I trained a Polish voice for fun
Fine-tuning XTTS-v2 on one RTX 3090 — the GPU trick, the NaN that ate three runs, and an honest A/B that says it tied with the base model. Play it yourself.
The evaluation triangle + the zero-shot ceiling
Build the three numbers that define “good” — WER, speaker-similarity (SECS), naturalness (UTMOS) — then measure base XTTS zero-shot on one clean voice.
The brick ladder.
Each rung is one concept, one experiment, one number — stacked on the last. You can't improve what you can't measure, so it starts with measurement.
- B0 · Eval harness — WER + speaker-similarity + naturalness.
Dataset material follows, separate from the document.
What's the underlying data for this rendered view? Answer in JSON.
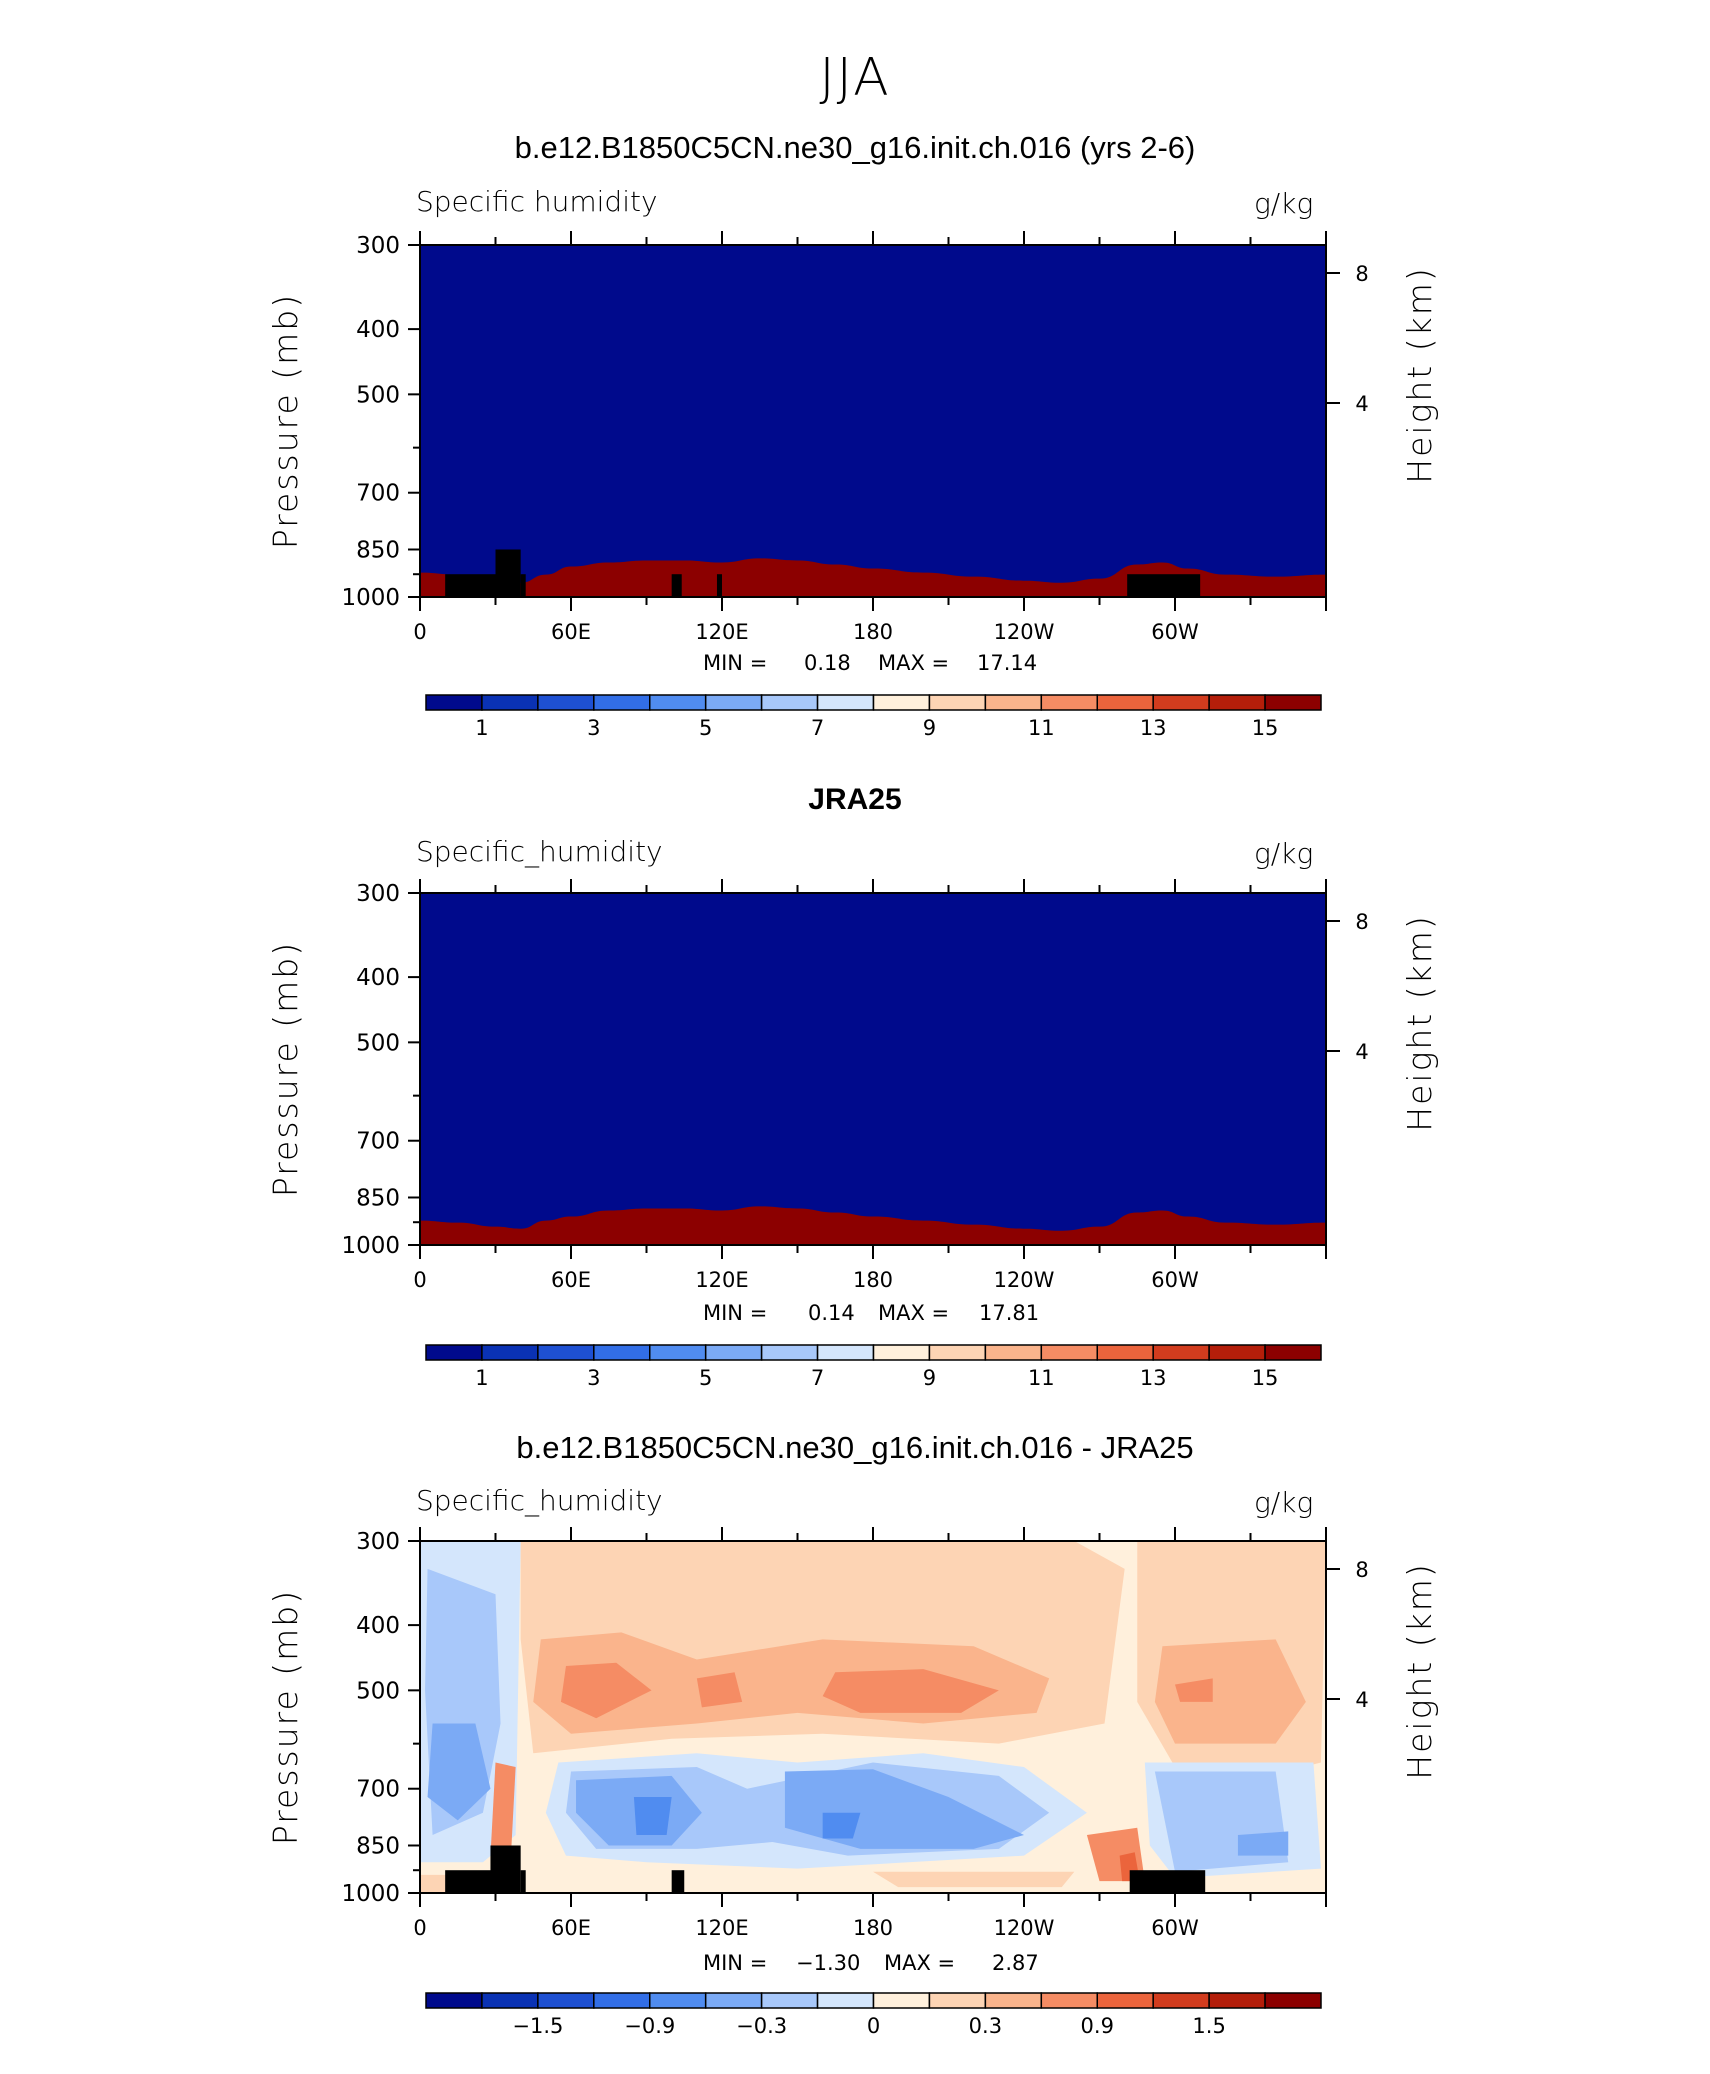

The foundation.
- B1 · Zero-shot ceiling — how much voice you get for free from a good reference clip.
- B2 · Single-voice data — curate one consistent speaker (✓ found: 4.3 h, clean).
- B3 · Fine-tune that voice — and learn exactly when it beats zero-shot.
- B4 · Inference knobs — temperature, reference length, multi-reference: free gains.
- B5 · Data-scaling curve — 0.5 / 1 / 2 / 4 h: how much data actually buys.
- B6 · Architecture swap — XTTS vs. StyleTTS2 vs. F5 vs. VoxCPM2 on the same voice.
- B7 · The codec deep-dive — semantic vs. acoustic tokens, the quality ceiling.
- B8 · My own voice — record it, clone it, control its prosody.